IBD comes in two forms: Crohn’s disease and ulcerative colitis. Both involve the chronic inflammation of the digestive tract. Blood in the stool is a telltale sign for both, but uncommon for IBS, Dr. Linder says.
“IBD is treated with anti-inflammatory medications that are released in the intestine,” Dr. Linder says. “Other medications we use are steroids, immunomodulators, and biologics.”
Another way IBD is different: the inflammation it causes can lead to a higher risk of colorectal cancer.

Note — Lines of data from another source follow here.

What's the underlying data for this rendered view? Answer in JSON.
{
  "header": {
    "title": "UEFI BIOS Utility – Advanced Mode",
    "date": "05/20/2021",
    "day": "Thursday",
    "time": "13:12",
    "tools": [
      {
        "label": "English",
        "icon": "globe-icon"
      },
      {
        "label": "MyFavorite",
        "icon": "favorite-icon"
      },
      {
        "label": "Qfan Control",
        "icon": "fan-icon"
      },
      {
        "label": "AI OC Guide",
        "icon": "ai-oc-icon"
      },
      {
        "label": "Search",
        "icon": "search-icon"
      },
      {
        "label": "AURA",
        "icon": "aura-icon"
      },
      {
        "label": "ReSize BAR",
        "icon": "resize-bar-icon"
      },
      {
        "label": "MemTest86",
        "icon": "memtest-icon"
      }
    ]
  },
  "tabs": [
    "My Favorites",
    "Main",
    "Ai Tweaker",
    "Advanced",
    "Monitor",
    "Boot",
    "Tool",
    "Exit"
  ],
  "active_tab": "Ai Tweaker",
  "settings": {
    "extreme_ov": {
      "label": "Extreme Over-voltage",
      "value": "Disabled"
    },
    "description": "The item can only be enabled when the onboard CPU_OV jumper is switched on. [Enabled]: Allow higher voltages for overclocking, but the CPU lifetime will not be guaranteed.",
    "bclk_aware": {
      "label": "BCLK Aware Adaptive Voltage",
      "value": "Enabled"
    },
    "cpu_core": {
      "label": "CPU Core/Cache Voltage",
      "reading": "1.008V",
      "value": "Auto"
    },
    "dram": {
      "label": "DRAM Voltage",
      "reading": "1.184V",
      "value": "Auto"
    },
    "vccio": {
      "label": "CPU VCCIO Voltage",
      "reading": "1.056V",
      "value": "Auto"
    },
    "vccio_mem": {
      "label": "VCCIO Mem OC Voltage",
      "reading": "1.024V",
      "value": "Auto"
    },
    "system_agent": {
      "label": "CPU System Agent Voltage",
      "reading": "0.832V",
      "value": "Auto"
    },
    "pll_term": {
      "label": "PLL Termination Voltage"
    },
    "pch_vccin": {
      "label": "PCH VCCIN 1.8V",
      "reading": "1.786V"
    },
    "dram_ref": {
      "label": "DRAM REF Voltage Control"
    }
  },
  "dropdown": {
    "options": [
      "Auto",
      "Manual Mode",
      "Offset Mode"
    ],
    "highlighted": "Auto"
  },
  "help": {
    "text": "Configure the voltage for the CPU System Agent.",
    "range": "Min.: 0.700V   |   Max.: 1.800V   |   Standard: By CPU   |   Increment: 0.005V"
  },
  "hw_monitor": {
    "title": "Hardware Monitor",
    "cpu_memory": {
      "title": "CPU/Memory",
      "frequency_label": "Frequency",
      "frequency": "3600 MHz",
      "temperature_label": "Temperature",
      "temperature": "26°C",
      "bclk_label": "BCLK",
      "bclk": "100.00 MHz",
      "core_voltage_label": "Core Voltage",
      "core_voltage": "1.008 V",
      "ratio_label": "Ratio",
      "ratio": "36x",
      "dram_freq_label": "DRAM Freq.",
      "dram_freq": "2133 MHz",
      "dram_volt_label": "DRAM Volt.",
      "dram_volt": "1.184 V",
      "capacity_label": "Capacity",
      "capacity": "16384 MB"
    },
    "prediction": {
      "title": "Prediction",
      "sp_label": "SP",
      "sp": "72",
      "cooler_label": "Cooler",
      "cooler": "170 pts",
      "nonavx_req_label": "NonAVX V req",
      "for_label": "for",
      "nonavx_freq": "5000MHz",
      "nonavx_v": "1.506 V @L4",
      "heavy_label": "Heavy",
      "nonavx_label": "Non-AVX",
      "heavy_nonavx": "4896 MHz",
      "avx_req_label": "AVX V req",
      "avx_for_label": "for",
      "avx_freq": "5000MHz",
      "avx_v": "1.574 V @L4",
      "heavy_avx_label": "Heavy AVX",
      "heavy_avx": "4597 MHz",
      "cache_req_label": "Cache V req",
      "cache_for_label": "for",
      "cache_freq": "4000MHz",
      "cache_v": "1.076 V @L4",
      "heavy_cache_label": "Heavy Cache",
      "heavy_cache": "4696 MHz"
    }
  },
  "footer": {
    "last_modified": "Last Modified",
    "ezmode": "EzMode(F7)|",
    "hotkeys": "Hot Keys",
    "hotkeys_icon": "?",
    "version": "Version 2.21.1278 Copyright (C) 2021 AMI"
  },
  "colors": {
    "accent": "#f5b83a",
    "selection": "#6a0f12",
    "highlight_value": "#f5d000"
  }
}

That’s why it’s so important for patients living with Crohn’s or colitis to regularly consult with a GI doctor and schedule routine colonoscopies.
“The most important thing a person with IBD can do to reduce the risk is to see a gastroenterologist to manage their disease with medications,” Dr. Linder says. “The gastroenterologist can help get that person into a surveillance program.”